Fotis Kouvelis, Vorsitzender der relativ kleinen Demokratischen Linken, wagte sich kürzlich nach Brüssel in die Höhle des Löwen und stellte klar: "Was wir brauchen, ist eine Politik, die dem Verbleib Griechenlands in der Eurozone dient und uns gleichzeitig von bestimmten Maßnahmen und Regelungen des Hilfspakets entbindet." Dabei ist Kouvelis noch moderat. Alexis Tsipras, Chef des Linksbündnisses und möglicher Wahlsieger, hat mehrfach betont, als Ministerpräsident würde er das Sparprogramm für null und nichtig erklären. Seine Chancen stehen gar nicht schlecht. Janis Emmanouilidis, Griechenland-Experte von der Brüsseler Denkfabrik European Policy Centre, glaubt, das Hilfsangebot der Euro-Staaten für den spanischen Bankensektor vom vergangenen Wochenende sei auch deshalb kurz vor der Griechenland-Wahl gemacht worden, "um sich für die Folgen zu wappnen, wenn die künftige griechische Regierung etwas verlangen würde, was die andere Seite nicht bereit ist zuzugestehen."

Gefühle reichen von Mitleid bis Wut

Die meisten Partner geben sich tatsächlich unnachgiebig. Deutschlands Finanzminister Wolfgang Schäuble meinte vor wenigen Wochen in Brüssel lapidar: "Wenn sich Griechenland entscheidet, nicht in der Eurozone zu bleiben, werden wir Griechenland nicht zwingen können." Der luxemburgische Außenminister Jean Asselborn ruft die Griechen fast verzweifelt auf, sparwillige Parteien zu wählen. "Andernfalls tut es mir unheimlich leid für das griechische Volk. Dann kommt der Punkt, wo Griechenland leider die Chance verspielt hat." Andere lassen ihrem Unmut über das Land freien Lauf. Die österreichische Finanzministerin Maria Fekter belehrte Journalisten kürzlich, da ein Land nicht aus der Eurozone austreten könne, könne es nur aus der EU insgesamt austreten. "Griechenland müsste sich dann wieder um den Beitritt bemühen, und dann würden wir Beitrittsverhandlungen führen und genau hinschauen, ob Griechenland überhaupt beitrittsfähig wäre" - eine Anspielung auf die gefälschten Zahlen, als es um die griechische Teilnahme an der Währungsunion ging.

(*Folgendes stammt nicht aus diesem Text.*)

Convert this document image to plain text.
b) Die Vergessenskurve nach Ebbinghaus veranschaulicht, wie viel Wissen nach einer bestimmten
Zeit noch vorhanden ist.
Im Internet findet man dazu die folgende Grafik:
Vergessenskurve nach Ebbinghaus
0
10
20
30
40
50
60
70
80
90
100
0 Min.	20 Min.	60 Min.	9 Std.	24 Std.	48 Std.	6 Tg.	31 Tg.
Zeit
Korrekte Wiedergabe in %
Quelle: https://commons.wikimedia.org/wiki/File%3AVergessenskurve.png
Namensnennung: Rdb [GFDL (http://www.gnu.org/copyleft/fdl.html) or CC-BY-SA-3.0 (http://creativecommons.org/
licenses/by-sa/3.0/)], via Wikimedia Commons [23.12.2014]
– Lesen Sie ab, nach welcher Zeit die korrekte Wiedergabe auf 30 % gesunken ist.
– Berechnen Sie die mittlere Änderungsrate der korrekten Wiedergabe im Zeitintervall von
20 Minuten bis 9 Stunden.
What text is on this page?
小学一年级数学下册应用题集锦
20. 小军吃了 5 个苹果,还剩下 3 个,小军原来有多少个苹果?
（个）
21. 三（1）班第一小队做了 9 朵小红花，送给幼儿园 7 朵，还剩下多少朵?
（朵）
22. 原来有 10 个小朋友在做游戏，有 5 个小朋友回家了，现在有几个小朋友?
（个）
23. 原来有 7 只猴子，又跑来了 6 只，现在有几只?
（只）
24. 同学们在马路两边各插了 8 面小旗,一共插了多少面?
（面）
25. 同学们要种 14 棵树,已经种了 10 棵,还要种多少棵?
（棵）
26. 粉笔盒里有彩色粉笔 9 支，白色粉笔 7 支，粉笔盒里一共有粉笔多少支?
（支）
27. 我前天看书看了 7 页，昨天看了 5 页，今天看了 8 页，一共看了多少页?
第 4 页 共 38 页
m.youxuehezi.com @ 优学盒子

Porträt Emmanouilidis (Foto: DW)
Griechenland-Experte Emmanouilidis: Gefahr eines "politischen Unfalls"Bild: DW

Die Schicksalswahl, die niemand so nennen will

Doch die meisten Politiker und Experten warnen vor einem griechischem Austritt. Janis Emmanouilidis befürchtet, Griechenland stünde dann noch größeres Elend bevor. Auch gesellschaftlich würde eine Rückkehr zur Drachme "zu enormen Verwerfungen führen", da der Euro als Klammer gewirkt habe, "die auch in der schwierigen Situation der Krise die Gesellschaft zusammengehalten hat". Doch wenn die Griechen den Euro behalten wollen und die anderen Euro-Länder Angst vor einer Ansteckung anderer Staaten haben, wenn also die Interessen in die gleiche Richtung wirken, ist dann nicht ein Kompromiss möglich? Grundsätzlich stimmt Emmanouilidis zu. Selbst der griechische Scharfmacher Tsipras habe seine Rhetorik zuletzt abgemildert. Als Risiko sieht der Experte aber das, was er einen "politischen Unfall" nennt: Selbst bei einem Kompromiss könne es sein, dass sich entweder einige der Euro-Länder dieser Lösung in den Weg stellen würden oder das griechische Volk nicht mitmachen werde. Dieser politische Unfall könne dazu führen, so Emmanouilidis, "dass die Krise sich weiter zuspitzt, noch mehr Staaten in den Strudel geraten und dass insgesamt der Euro auf dem Spiel stehen könnte." 

Fekter gestikuliert vor Ministerkollegen (Foto: Reuters)
Finanzministerin Fekter: beim nächsten Mal genauer hinschauenBild: Reuters

Immer wieder haben Kommissionsmitglieder und Politiker gesagt, die Wahl am Sonntag sei allein Sache der Griechen, niemand wolle oder dürfe ihnen Vorschriften machen. Doch die Spannung in Brüssel ist mit Händen zu greifen. Es ist, als wollten alle den Griechen zurufen: Lasst Euch nicht beeinflussen, aber tut auch bitte das Richtige!